1989Ryan/llm-mcts

Is this article essentially a prompt engineering?

hxypqr opened this issue · 3 comments

The multiplication, virtual home path planning, and shortest journey problem solutions mentioned in the article all seem to involve passing the output of LLM to specially designed calling functions in specific scenarios. Meanwhile, MCTS appears to act more as a buffer layer between LLM and the calling functions, please correct me if I am wrong, thank you for your time in advance .

First, thank you for raising your question!

This paper is not about prompt engineering. Our core idea is that you can use different prompts to make LLM act as different modules in compositional planning algorithms (MCTS, in our case). MCTS is not just a buffer layer; it is a search algorithm which makes a lookahead search in a world model (simulation of a domain) and anticipates the consequences of different actions. Sometimes, this search can be very computationally inefficient due to the complexity of the problem, while LLM has commonsense knowledge that can supplement the information needed by MCTS to accelerate the search. It basically integrates all the information from LLM, which plays different roles in the solution (world model and commonsense policy), not just a buffer layer.

To explore when and why this strategy helps, we compare using LLM purely as a policy or using it to supply a compositional algorithm, just as we did. We do the planning, shortest journey, and multiplication, investigate via sample complexity, and draw an empirical conclusion: choose the strategy whose sample complexity is low.

Thank you for your answer.
I did not explicitly mention what the cache layer means here, sorry, what I actually want to express is that due to the architecture of LLM, direct RAG will encounter problems that the knowledge base and LLM cannot be well coupled, more strictly speaking, the problem lies in the sorting of the recall (LLM without the training when new knowledge injected into it how to understand), or that LLM itself cannot learn through the prompt how the input knowledge base should be embedded into the latent space in what way, and with MCTS as a buffer, first, the instability issue caused by long-range reasoning in Latent space for long text input and LLM can be greatly reduced. Second, adding a Gaussian noise term to the policy output of the model and continuously improving the model performance through feedback signals and iterative model outputs can enhance the performance of the model itself. It can even be proven that as long as the training process is long enough, the shortest path problem in a graph with a finite number of points and edges can always reach the optimal algorithm. Is my understanding correct?
I'm not sure if my understanding is correct, but I'm wondering if there is any room for improvement in this approach when dealing with sparse connectivity in the graph, meaning that the signals obtained by MCTS are very weak, for example, use LLM for mathematical reasoning tasks, thank you for your time in advance.
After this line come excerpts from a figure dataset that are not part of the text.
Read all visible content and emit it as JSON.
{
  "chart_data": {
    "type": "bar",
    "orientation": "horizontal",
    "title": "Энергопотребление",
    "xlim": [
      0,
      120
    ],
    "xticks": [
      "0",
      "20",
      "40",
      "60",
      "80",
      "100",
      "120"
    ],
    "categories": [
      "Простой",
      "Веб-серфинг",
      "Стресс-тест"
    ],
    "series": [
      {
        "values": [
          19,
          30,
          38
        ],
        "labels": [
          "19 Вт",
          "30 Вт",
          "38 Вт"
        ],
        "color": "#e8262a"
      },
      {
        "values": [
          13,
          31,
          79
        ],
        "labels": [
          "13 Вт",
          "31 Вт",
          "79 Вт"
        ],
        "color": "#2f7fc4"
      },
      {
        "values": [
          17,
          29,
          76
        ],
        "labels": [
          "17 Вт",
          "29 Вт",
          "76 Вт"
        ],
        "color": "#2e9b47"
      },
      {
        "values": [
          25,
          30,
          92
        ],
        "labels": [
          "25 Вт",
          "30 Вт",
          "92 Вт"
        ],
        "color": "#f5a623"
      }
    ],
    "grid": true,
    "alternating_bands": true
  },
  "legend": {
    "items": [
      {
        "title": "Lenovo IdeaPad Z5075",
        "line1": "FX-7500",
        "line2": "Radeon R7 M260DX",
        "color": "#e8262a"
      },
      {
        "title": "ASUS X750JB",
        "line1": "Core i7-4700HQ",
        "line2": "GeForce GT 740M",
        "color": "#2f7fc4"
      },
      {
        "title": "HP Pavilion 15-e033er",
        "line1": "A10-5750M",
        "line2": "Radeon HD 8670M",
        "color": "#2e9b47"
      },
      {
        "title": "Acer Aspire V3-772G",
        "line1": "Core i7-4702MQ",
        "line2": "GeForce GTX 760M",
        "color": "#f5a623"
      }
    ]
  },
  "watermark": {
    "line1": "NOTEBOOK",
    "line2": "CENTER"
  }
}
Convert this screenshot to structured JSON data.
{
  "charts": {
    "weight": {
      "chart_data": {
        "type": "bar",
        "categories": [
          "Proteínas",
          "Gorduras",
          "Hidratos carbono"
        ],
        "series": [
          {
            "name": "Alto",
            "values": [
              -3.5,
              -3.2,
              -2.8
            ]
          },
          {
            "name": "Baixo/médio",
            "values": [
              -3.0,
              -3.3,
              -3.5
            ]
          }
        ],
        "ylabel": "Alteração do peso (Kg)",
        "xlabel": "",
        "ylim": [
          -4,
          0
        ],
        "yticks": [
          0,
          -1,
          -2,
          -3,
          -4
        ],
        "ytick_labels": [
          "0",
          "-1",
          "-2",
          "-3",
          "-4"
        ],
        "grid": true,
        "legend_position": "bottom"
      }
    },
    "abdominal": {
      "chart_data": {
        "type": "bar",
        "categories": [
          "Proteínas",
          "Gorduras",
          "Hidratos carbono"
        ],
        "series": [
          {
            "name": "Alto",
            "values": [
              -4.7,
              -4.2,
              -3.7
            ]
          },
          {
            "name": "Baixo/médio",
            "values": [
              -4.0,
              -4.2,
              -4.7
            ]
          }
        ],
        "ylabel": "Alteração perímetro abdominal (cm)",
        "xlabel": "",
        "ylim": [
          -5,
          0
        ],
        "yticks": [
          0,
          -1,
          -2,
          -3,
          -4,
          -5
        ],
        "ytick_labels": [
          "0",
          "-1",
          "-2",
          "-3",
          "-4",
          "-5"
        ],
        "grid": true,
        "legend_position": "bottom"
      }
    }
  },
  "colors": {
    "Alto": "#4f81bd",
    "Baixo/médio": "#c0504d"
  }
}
That is a great insight! I think improvements could be made in reward shaping. As for now, our reward signal is received when the outcome of planning/reasoning is received, while the intermediate steps lack feedback. The potential improvement should happen if denser rewards are provided (such as divide and conquer: decompose a problem into subgoals to provide more reward for each subgoal). LLM's commonsense policy helps in this regard, but with a denser reward, it would work better. For sparse graph search issues, without additional information, it isn't easy to algorithmically optimise. We assume LLM is sufficient to provide additional information (subgoal decomposition, heuristics, etc.) so that we can make it more efficient.